Claude Gueant told France-2 TV that the suspect, Mohamed Merah, appeared to have acted alone in the killings — but also claimed to authorities that he met al-Qaida “chiefs” while traveling in Pakistan last year.
As night fell in France, the standoff moved into its 17th hour. Three police were wounded as they tried to arrest the 24-year-old Frenchman of Algerian descent during a raid around 3 a.m. the previous night.
Prosecutors have said Merah was a self-taught radical Salafi who had been to Afghanistan twice and had trained in the Pakistani militant stronghold of Waziristan.
THIS IS A BREAKING NEWS UPDATE. Check back soon for further information.

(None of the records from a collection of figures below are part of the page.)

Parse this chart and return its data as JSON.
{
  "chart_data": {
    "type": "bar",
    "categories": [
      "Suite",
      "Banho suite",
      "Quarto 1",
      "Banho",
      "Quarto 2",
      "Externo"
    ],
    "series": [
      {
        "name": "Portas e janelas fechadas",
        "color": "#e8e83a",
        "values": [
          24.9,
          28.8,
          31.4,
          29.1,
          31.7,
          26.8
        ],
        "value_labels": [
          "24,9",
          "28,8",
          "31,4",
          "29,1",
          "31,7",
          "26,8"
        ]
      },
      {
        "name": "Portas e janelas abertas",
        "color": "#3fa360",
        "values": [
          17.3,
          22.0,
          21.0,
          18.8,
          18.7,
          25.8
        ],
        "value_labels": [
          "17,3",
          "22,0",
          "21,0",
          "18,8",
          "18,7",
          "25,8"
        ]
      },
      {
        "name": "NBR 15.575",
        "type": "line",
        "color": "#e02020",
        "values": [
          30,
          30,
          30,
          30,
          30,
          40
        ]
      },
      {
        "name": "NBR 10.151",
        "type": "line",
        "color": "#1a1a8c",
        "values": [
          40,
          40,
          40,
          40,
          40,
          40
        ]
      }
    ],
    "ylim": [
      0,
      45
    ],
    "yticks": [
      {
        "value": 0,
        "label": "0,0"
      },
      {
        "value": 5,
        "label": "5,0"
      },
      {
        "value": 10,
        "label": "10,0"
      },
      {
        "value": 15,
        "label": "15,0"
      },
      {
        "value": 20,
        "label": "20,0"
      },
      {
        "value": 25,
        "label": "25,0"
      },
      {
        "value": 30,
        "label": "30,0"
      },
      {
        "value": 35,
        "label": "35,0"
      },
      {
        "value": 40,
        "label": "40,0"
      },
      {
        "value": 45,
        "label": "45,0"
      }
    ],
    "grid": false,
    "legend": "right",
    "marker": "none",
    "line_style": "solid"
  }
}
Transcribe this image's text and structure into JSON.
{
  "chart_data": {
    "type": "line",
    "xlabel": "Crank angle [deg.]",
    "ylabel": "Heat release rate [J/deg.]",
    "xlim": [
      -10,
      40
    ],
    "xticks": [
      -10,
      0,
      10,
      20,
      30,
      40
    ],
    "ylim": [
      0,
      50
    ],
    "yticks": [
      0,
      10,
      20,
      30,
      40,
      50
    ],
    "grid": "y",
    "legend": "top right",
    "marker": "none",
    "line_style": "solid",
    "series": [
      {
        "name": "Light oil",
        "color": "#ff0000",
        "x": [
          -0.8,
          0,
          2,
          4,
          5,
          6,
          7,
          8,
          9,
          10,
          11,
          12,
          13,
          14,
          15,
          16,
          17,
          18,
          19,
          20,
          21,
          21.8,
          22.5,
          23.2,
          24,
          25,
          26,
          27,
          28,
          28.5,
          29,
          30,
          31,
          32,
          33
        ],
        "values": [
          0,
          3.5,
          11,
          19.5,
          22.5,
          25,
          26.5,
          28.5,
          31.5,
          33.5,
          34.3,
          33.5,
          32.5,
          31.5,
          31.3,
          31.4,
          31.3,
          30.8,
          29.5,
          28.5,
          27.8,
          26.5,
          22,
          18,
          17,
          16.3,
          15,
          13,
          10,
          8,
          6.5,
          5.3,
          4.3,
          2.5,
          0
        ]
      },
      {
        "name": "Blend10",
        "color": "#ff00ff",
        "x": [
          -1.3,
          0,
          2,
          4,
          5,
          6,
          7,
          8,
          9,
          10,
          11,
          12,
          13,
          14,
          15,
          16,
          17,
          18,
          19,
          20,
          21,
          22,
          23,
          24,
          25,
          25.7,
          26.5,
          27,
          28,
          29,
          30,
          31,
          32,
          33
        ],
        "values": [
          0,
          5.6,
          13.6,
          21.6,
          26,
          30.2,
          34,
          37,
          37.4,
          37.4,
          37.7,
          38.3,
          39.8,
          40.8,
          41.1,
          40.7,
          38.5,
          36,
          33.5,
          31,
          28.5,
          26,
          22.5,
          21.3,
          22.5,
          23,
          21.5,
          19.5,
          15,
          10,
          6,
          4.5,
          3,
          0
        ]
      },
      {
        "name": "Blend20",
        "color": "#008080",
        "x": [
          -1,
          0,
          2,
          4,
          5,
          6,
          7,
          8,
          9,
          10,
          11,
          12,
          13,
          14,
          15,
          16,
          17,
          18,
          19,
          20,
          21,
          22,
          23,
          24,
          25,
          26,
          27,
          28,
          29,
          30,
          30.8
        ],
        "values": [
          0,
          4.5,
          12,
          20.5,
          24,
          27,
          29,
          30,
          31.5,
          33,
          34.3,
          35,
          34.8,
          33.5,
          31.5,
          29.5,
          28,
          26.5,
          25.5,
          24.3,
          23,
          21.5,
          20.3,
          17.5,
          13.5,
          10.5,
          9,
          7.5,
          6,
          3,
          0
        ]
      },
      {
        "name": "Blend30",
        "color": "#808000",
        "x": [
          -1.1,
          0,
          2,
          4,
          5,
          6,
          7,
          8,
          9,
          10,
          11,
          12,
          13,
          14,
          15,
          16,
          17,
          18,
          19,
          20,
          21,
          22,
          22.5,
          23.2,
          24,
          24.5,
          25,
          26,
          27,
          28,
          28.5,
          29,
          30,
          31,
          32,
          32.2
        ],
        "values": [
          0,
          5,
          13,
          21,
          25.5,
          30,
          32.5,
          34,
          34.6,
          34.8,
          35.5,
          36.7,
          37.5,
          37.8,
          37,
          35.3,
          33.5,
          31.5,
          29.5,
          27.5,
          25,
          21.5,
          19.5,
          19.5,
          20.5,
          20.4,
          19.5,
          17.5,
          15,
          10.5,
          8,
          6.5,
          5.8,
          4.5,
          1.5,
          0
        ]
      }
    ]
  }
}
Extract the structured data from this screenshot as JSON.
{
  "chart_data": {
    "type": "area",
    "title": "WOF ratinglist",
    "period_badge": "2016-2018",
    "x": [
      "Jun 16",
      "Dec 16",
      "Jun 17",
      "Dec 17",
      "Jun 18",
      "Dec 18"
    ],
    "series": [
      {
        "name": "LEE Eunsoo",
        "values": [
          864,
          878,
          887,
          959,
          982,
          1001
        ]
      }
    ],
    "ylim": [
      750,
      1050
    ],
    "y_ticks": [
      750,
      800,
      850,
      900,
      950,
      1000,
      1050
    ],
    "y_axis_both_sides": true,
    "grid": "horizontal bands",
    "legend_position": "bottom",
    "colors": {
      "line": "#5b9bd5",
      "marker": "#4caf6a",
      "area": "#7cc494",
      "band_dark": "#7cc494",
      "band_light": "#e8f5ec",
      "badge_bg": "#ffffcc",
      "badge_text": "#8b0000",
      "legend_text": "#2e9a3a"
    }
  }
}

AP’s earlier story is below.
TOULOUSE, France (AP) — In a tense, daylong standoff, French riot police surrounded a building Wednesday in southwest France, demanding the surrender of a gunman whom they say boasted of shooting seven victims in an al-Qaida-linked terror spree.
Hundreds of police cordoned off the streets around an apartment complex in the city of Toulouse after a pre-dawn raid to arrest the suspect, a 24-year-old Frenchman of Algerian descent, erupted into a firefight. Three police were wounded and negotiations with the suspect dragged on for hours.
Prosecutor Francois Molins said the gunman, Mohamed Merah, was a self-taught radical Salafi who expressed glee at killing three Jewish children, a rabbi and three French paratroopers. Merah had been to Afghanistan twice and had trained in the Pakistani militant stronghold of Waziristan, he said.
The prosecutor said Merah was planning to kill another soldier imminently, so police had to launch the 3 a.m. raid.
In the negotiations, the suspect “expresses no regret, only that he didn’t have time to have more victims. And he even bragged, he said, of bringing France to its knees,” the prosecutor said.
The gunman’s brother and mother were being detained. Molins said the brother, Abdelkader, had been implicated in a 2007 network that sent militant fighters to Iraq.